So in etwa soll das Menü aufgebaut sein. Item1-4 sind immer sichtbar. Sobald die Maus über ein Item geführt wird (in diesem Beispiel Item3), soll automatisch ein Untermenü eingeblendet werden (SubItem1-3). Das Menü soll solange eingeblendet bleiben, bis sich der Mauszeiger auf ein anderes Item bewegt und ein neues Untermenü sichtbar wird.
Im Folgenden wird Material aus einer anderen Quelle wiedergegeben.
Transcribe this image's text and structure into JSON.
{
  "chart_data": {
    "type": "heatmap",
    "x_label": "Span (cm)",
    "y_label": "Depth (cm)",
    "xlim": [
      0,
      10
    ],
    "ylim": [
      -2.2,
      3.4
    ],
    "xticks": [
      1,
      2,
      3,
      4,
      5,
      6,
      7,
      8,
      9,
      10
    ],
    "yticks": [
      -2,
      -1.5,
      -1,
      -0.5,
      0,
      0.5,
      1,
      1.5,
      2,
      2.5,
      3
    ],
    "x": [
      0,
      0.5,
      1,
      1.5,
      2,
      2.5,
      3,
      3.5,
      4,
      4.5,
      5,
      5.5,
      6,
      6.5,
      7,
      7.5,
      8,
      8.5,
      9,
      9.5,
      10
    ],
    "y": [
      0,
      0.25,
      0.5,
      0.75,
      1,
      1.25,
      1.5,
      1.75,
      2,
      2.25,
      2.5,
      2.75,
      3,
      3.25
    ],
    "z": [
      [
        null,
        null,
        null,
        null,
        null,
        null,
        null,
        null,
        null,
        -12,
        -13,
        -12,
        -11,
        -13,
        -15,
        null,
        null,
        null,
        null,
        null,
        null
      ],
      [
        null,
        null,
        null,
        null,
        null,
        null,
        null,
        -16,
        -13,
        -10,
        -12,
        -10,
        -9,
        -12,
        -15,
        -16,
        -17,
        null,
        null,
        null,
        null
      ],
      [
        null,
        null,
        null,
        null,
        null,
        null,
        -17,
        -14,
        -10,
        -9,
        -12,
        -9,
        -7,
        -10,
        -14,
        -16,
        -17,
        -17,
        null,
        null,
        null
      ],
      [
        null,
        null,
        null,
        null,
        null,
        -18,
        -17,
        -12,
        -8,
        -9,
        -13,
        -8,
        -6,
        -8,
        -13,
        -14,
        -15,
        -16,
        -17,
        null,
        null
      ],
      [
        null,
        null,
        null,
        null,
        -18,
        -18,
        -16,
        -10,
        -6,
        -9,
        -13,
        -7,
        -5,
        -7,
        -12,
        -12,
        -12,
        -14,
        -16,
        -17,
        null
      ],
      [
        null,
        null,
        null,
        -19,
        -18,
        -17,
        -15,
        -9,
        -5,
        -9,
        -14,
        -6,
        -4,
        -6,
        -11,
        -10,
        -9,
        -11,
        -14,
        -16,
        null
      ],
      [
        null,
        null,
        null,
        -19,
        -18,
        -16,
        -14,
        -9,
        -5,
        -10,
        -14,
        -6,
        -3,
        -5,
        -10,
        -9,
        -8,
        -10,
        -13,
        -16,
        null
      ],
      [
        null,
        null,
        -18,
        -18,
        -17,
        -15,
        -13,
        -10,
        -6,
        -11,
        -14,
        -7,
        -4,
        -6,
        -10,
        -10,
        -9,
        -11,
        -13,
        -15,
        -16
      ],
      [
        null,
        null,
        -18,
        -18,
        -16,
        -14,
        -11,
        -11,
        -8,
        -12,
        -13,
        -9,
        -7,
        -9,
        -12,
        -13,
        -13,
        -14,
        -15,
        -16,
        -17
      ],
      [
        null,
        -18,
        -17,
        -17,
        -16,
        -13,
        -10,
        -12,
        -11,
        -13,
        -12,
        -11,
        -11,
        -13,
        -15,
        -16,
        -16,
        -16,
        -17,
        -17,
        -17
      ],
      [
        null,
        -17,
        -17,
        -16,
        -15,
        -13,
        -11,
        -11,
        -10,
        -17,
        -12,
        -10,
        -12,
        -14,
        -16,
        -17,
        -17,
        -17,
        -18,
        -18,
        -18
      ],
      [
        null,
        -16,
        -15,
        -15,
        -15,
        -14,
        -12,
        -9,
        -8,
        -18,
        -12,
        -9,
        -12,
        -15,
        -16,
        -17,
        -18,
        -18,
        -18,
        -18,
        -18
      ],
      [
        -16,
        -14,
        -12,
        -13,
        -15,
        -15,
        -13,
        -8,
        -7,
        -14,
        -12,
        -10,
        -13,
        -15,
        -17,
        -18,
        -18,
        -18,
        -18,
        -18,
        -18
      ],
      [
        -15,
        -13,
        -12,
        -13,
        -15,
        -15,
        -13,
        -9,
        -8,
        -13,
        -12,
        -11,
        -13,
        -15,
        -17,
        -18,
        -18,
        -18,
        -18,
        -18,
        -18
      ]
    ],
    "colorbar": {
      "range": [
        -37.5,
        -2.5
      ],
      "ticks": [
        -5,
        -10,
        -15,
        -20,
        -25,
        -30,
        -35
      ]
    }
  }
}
Meine Hoffnung ist die, dass man das irgendwie mit CSS realisieren kann durch die Sichtbar-/Unsichtbarmachung von Layern oder etwas ähnlichem. Jemand eine Idee, wie man das umsetzen kann? Zur Not kann ich es auch mit Javascript lösen, nur dann muss ich mir etwas einfallen lassen für die Leute, die JS deaktiviert haben. Sonst fehlt bei denen ja die halbe Navigation. :bahnhof: 

MfG


----------



## Roar (18. Feb 2006)

hey, und ich hab schon gedacht der bookmark zahlt sich nie aus: http://www.meyerweb.com/eric/css/edge/menus/demo.html 
sieht zwar doof im IE aus, aber macht nüx.


----------



## byte (18. Feb 2006)

Genial! Nun muss ich mir nur noch überlegen, was ich für die IE-Leute mache. Denn der Browser ist ja nun doch leider noch der am weitesten verbreiteste.


----------



## byte (18. Mrz 2006)

Ich muss den Thread hier nochmal ausgraben mit einer Bitte: Könnte jemand, der IE7 Beta installiert hat, mal testen, ob die CSS Menüs (Link oben) dort funktionieren?


----------



## Roar (18. Mrz 2006)

jo gehen


----------



## byte (18. Mrz 2006)

Klasse, dank dir.


----------



## Roar (18. Mrz 2006)

ah ne
gehen doch nich, war doch grad mit dem firefox drin. ich wechsel so oft, dass ich das ganz vergessen hab 
gehen also nicht im ie, aber wart halt einfach auf die final


----------



## byte (18. Mrz 2006)

hmpf, naja ok. Vielleicht tut sich ja bis zur Final noch was. Hab eh ne zusätzliche Alternativlösung geplant, damit auch ohne aufklappendes Menü die Unterseiten erreichbar sind.


----------



## Student (19. Mrz 2006)

Ich hinterlasse hier mal diesen Link:
:arrow: http://www.xhtmlforum.de/viewtopic.php?t=3090

Vielleicht entwickelt sich da ja noch etwas. ;-)


----------